In what appears as reference to the Courts yesterday’s decision on the fate of the BBI Deputy President William Ruto penned down a concealed message thanking God for his love to Kenyans.
Taking to his Twitter account, the second in command appeared to suggest that God had saved Kenya from the BBI Bill through the courts following its flop at the High court declaring it all illegal.
“There is God in heaven who loves Kenya immeasurably. May God’s name be Praised forever,” he tweeted.
This follows the five judge bench cision declaring the whole process illegal, arguing that the President cannot initiate a popular initiative.
In its ruling, the high court stated that the BBI task force was a presidential task force and not the people’s taskforce, adding that the BBI steering committee is an unconstitutional body.

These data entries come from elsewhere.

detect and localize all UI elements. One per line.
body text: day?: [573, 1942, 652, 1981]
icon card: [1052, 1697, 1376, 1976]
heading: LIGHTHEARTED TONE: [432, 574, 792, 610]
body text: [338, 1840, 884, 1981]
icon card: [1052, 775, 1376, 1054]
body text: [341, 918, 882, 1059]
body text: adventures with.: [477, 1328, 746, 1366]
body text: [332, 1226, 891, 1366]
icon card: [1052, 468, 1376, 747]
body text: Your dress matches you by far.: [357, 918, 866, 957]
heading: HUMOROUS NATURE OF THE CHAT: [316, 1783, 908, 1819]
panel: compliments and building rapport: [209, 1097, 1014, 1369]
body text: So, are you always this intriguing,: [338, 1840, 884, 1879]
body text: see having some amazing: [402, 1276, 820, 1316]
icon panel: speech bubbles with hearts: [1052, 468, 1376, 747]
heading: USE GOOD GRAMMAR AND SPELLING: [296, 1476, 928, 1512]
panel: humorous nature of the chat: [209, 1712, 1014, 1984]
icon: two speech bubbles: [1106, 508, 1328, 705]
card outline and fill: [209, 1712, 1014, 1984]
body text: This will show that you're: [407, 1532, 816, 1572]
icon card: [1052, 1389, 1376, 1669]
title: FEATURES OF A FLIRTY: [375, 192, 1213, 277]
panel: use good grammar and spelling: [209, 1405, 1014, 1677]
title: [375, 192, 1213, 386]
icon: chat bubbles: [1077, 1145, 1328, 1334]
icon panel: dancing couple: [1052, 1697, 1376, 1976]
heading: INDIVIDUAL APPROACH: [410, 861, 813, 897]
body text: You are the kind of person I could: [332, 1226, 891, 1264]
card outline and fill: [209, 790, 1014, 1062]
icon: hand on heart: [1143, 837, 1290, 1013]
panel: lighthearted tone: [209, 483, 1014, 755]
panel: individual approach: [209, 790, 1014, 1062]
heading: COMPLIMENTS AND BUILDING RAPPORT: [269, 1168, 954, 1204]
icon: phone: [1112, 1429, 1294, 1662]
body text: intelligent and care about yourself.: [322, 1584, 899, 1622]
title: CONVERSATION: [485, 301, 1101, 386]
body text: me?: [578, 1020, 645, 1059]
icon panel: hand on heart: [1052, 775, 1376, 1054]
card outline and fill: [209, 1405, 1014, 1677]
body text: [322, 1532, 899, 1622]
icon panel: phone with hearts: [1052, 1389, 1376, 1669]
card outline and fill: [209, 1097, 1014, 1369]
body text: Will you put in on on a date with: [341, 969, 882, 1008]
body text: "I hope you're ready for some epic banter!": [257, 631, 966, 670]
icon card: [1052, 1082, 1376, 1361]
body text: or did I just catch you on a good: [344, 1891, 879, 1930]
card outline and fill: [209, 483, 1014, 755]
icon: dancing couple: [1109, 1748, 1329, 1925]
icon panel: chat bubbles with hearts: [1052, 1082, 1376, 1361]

“It is our finding that popular initiative is a power reserved for Wanjiku neither the president or any other state organ can utilize article 257 to amend the constitution.
“President cannot purport to directly initiate a constitutional amendment. He isn’t part of parliament. He has no power under the constitution to initiate changes under the constitution since parliament is the only state organ that can consider the effecting of constitutional changes. The president is not permitted to amend the constitution using popular initiative”
On the IEBC front, the Court noted that the electoral body currently lack the quorum to see through a constitutional amendment process via a majority initiative.
“A referendum cannot be determined by an organ that is not properly constituted. We conclude that IEBC did not have the quorum at a time it made and therefore all decisions made were invalid, null and void,” the judges pronounced themselves,” the court ruled.
The five-judge bench was made up of Justices Joel Ngugi, George Odunga, Jairus Ngaah, Teresia Matheka and Chacha Mwita.
The ruling was made after a number of Kenyans including; James Ngondi, David Ndii, Jerotich Seii, Wanjiku Gikonyo and Ikal Angelei had moved to court to challenge the process.